Il n'a été mis un frein aux choix délibérés d'un développement tous azimuts qu'une fois révélée l'ampleur des pertes accumulées. Cela nous conduit à deux conclusions. La première est que la stratégie d'investissement, fondée sur des anticipations légitimes – hausse continue du prix des matières premières et de l'uranium –, faisait l'impasse sur les besoins financiers. De 2007 à 2010, les investissements réalisés par le groupe représentaient ainsi plus de quatre fois sa capacité d'autofinancement. Autrement dit, la soutenabilité du plan d'investissement impliquait un endettement croissant et des cessions ponctuelles d'actifs, les liquidités ainsi générées restant au demeurant insuffisantes. On peut notamment penser à la vente, pour 4,1 milliards d'euros, d'AREVA T&D – Transmission et Distribution, cela dit, elle fonctionnait sur des cycles financiers courts – générant ainsi de la trésorerie –, alors que ceux de la filière nucléaire sont longs. À l'époque, rappelons-le aussi, l'État n'avait pas donné suite aux demandes insistantes de Mme Lauvergeon quant à une recapitalisation du groupe à la hauteur nécessaire.

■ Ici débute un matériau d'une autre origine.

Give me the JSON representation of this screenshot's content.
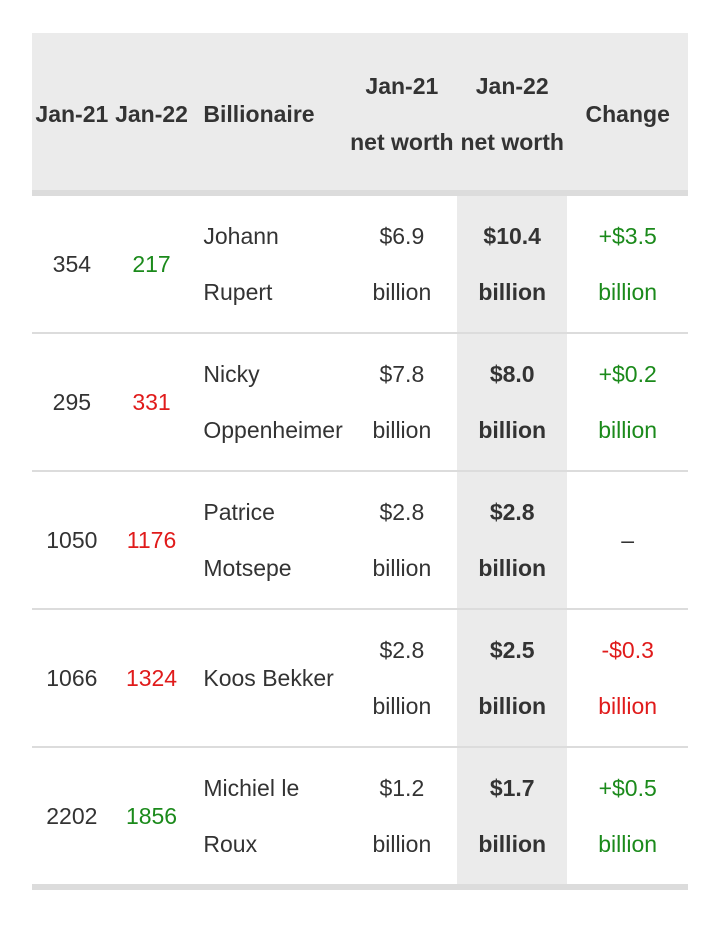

La seconde conclusion est que le groupe s'est engagé dans des projets et des acquisitions malencontreux, dont le bien-fondé apparaît rétrospectivement douteux. Nombre d'investissements très coûteux semblent par ailleurs procéder d'une volonté de développement à tout prix. Ainsi, le bilan de la branche Réacteurs et Services, en charge de la construction de réacteurs et d'équipements nucléaires lourds, révèle la persistance de pertes financières sévères. Le montant des nouvelles pertes additionnelles et des provisions pour pertes à terminaison sur trois grands projets de construction nucléaire atteint, pour l'exercice 2014, 1,1 milliard d'euros, dont 720 millions au titre du seul projet de construction d'OL3 en Finlande, autrement dit l'EPR Olkiluoto 3. Le total des provisions inscrites pour pertes à terminaison sur ce projet se monterait aujourd'hui à 4,4 milliards d'euros. Le coût du réacteur devrait quant à lui atteindre, en l'absence de nouvelles modifications, près de 9 milliards d'euros, contre une estimation initiale de 3,9 milliards. Ces chiffres traduisent à eux seuls l'ampleur des difficultés qu'AREVA a pu rencontrer dans la réalisation de projets phares dont il assure la maîtrise d'ouvrage.
D'autre part, les investissements d'AREVA se caractérisent par un surdimensionnement des capacités de production et par des anticipations optimistes quant à la fin de l'hiver nucléaire.
Dans le secteur Mines, la gestion des actifs de la société UraMin continue de peser sur les comptes du groupe et de mettre en cause la pertinence de sa politique d'investissement. En 2014, l'actif minier de Trekkopje a encore subi une dépréciation de 75 millions d'euros. Le total des pertes résultant de l'acquisition de cette société canadienne – ayant son siège aux îles Vierges britanniques – s'établit ainsi à 2,1 milliards d'euros. Nous n'avons rencontré aucun élément nouveau sur l'affaire UraMin, mais celle-ci fait l'objet d'une procédure judiciaire engagée suite au rapport de la Cour des comptes : nous devrions donc bientôt avoir quelques précisions.